Inclined to view the appellee

(Recall that ancient law allows 

For interspecies comity.)

 

“Kinship brings me to this court!

Our genome links us: we’re not strange,

While through the eons we cavort

As interlocutors of change.

 

And though you’ve left the ephemeral pond

Determinative as a child

We have a taxonomic  bond!

You, Judges, are, in fact, still wild.

 

But, violate the Web of Life

Its patterns numinous and wise

To undo with judicial knife

A Being, portends your own demise.

 

The Judges brightened, pleased to meet

This as yet unknown relative

Weyerhaeuser from his seat

Groped for the right appellative.

 

The frog  acknowledged the Attorney:

“I am Life on Earth!” she cried

Your friend on Existence’s journey ,

Trailing  our elusive Guide.

 

Mr. Bishop, your acclaim

Precedes you through biota circles

Hooded omens greet your name

From bees to owls, to whales and turtles.”

 

Mr. Bishop bowed. The frog

With mild amphibian savoir faire

Began. “Your Honors, dialog

Cannot delay another year.

 

My Mississippi bogs are gone..

My need for habitat is critical:

Lethal are the  lot and lawn.

Raise  your solemn hand juridical!

 

My songs now praise  the Bayou State,

Magnolia  and manatee,

Our graves those woodlands permeate:

My name was once St. Tammany!

 

There let me live, on lilied knoll!

Ephemeral ponds will me delight

Until your species can control

Its suicidal appetite!”

 

Weyerhaeuser took a breath

But Justice Gorsuch cried, “This case

Is not about frog life or death

Or if on Earth she has a place.

 

It’s use of agency discretion

We’re discussing at this hour,

Does it require our intercession

Here to limit federal power?”

 

Chief Justice Roberts glowed with pleasure

Keen to argue Law and Fact.

“My friend,” he said, “Here we must measure

The Endangered Species Act”.

 

He raised a finger pedagogic:

“Adjectives compact and pare

Their nouns. A brown bear, says our logic

Must, quite  clearly, be a bear. 

 

Therefore, habitat, to be critical

To  itself must correspond.

In my perception analytical

Here you only have a pond.”

 

Weyerhaeuser smiled at last.

“Our tree farm there is ours  to log.

The realty value’s growing fast

And we’ll change nothing for a frog.”

 

As does her species when chagrined

Frog hid her eyes. Although abstract

These words were like an evil wind

Athwart the Endangered Species Act.

 

With  elan then, of her order,

(Ranidae of these are chief),

She leaped the Press, and Court Recorder

Landing on Judge Robert’s’s brief.

 

She fixed each  Judge  with space-black eyes.
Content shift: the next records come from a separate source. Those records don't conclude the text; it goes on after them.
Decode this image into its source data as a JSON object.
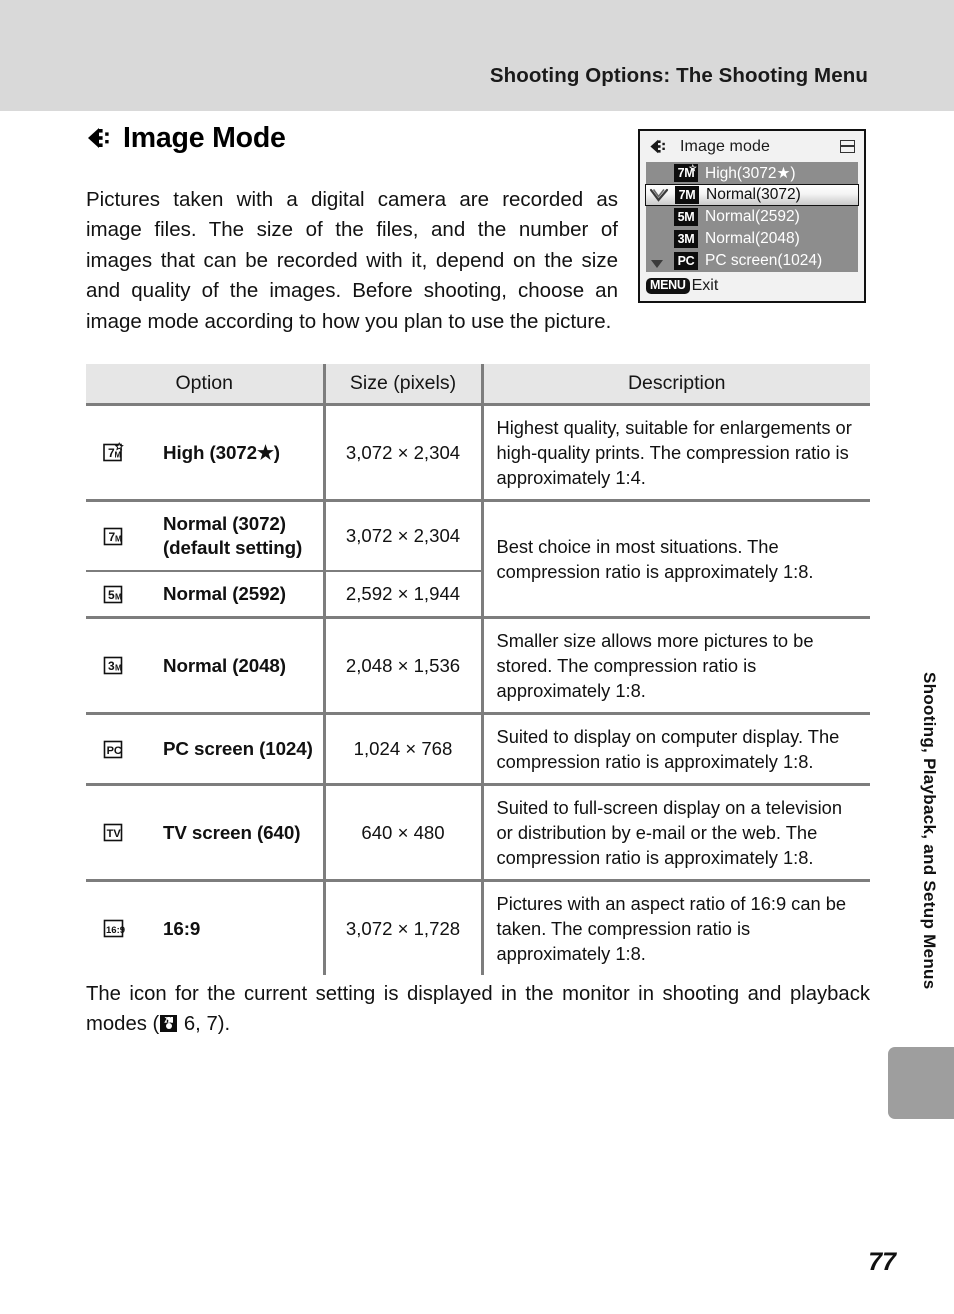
{
  "header": {
    "running_title": "Shooting Options: The Shooting Menu"
  },
  "section": {
    "icon": "image-mode-icon",
    "title": "Image Mode",
    "intro": "Pictures taken with a digital camera are recorded as image files. The size of the files, and the number of images that can be recorded with it, depend on the size and quality of the images. Before shooting, choose an image mode according to how you plan to use the picture."
  },
  "camera_screen": {
    "title": "Image mode",
    "title_icon": "image-mode-icon",
    "card_icon": "memory-card-icon",
    "items": [
      {
        "badge": "7",
        "badge_unit": "M",
        "badge_star": "☆",
        "label": "High(3072★)",
        "selected": false,
        "checked": false
      },
      {
        "badge": "7",
        "badge_unit": "M",
        "badge_star": "",
        "label": "Normal(3072)",
        "selected": true,
        "checked": true
      },
      {
        "badge": "5",
        "badge_unit": "M",
        "badge_star": "",
        "label": "Normal(2592)",
        "selected": false,
        "checked": false
      },
      {
        "badge": "3",
        "badge_unit": "M",
        "badge_star": "",
        "label": "Normal(2048)",
        "selected": false,
        "checked": false
      },
      {
        "badge": "PC",
        "badge_unit": "",
        "badge_star": "",
        "label": "PC screen(1024)",
        "selected": false,
        "checked": false
      }
    ],
    "menu_badge": "MENU",
    "exit_label": "Exit"
  },
  "table": {
    "headers": [
      "Option",
      "Size (pixels)",
      "Description"
    ],
    "rows": [
      {
        "icon": "7m-star-icon",
        "option": "High (3072★)",
        "size": "3,072 × 2,304",
        "description": "Highest quality, suitable for enlargements or high-quality prints. The compression ratio is approximately 1:4."
      },
      {
        "icon": "7m-icon",
        "option": "Normal (3072)\n(default setting)",
        "size": "3,072 × 2,304",
        "description": "Best choice in most situations. The compression ratio is approximately 1:8."
      },
      {
        "icon": "5m-icon",
        "option": "Normal (2592)",
        "size": "2,592 × 1,944",
        "description": ""
      },
      {
        "icon": "3m-icon",
        "option": "Normal (2048)",
        "size": "2,048 × 1,536",
        "description": "Smaller size allows more pictures to be stored. The compression ratio is approximately 1:8."
      },
      {
        "icon": "pc-icon",
        "option": "PC screen (1024)",
        "size": "1,024 × 768",
        "description": "Suited to display on computer display. The compression ratio is approximately 1:8."
      },
      {
        "icon": "tv-icon",
        "option": "TV screen (640)",
        "size": "640 × 480",
        "description": "Suited to full-screen display on a television or distribution by e-mail or the web. The compression ratio is approximately 1:8."
      },
      {
        "icon": "16-9-icon",
        "option": "16:9",
        "size": "3,072 × 1,728",
        "description": "Pictures with an aspect ratio of 16:9 can be taken. The compression ratio is approximately 1:8."
      }
    ]
  },
  "closing": {
    "text_before": "The icon for the current setting is displayed in the monitor in shooting and playback modes (",
    "reference_icon": "reference-book-icon",
    "text_after": " 6, 7)."
  },
  "side_tab": {
    "label": "Shooting, Playback, and Setup Menus"
  },
  "page_number": "77",
  "colors": {
    "header_band": "#d9d9d9",
    "table_rule": "#7d7d7d",
    "table_header_fill": "#e6e6e6",
    "camera_list_bg": "#8d8d8d",
    "side_tab": "#9e9e9e"
  }
}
There, in their depths, they  glimpsed savannahs

Bursting  with  beasts of every size

And midst them,  raising  wild hosannas

 

In  laughing camaraderie

Through a  world of ambient wonder

Danced their Forebears, fierce and free

Exulting in the fire and thunder.

 

“Justices!” Her voice resounded

Through the Court, saluting each

“Human Chaos is unbounded

Heretical overreach!

 

Careless of Life’s Mystery

For venal ends you laws deploy

A birthmark on your history:

You do not  know what you destroy!

 

Market is your Woodland god

Gain your goddess of the Sea

Your specious baseline, plumbed, though broad

With superficiality!

 

With habitat we kingdoms lose.

Your Species Act requires redress

“At any cost!” No chance to choose

You humans must clean up your mess!”

 

From the Bench escaped a grunt,

An indeterminate expression

Laying bare the urge to punt

To Justice Roberts’s grammar lesson.

 

(The frog, absorbing this, was prescient:

In definition reemployed

The Agencies were acquiescent:

Excluded habitat destroyed.)

 

Paused, the frog peered round the Hall

And saw to her unbounded glee

Raul Grijalva by the wall

The Tribes, Earthjustice, CBD,

 

The desert tortoise, EPIC, whales,

A condor on the chandelier

And salmon streams, with flashing tails

And music marvelous to hear.

 

She gravely leaped through shining  air

Saluted Court with courteous mien.

They heard her last, low words: “Take care

Surviving the Anthropocene!”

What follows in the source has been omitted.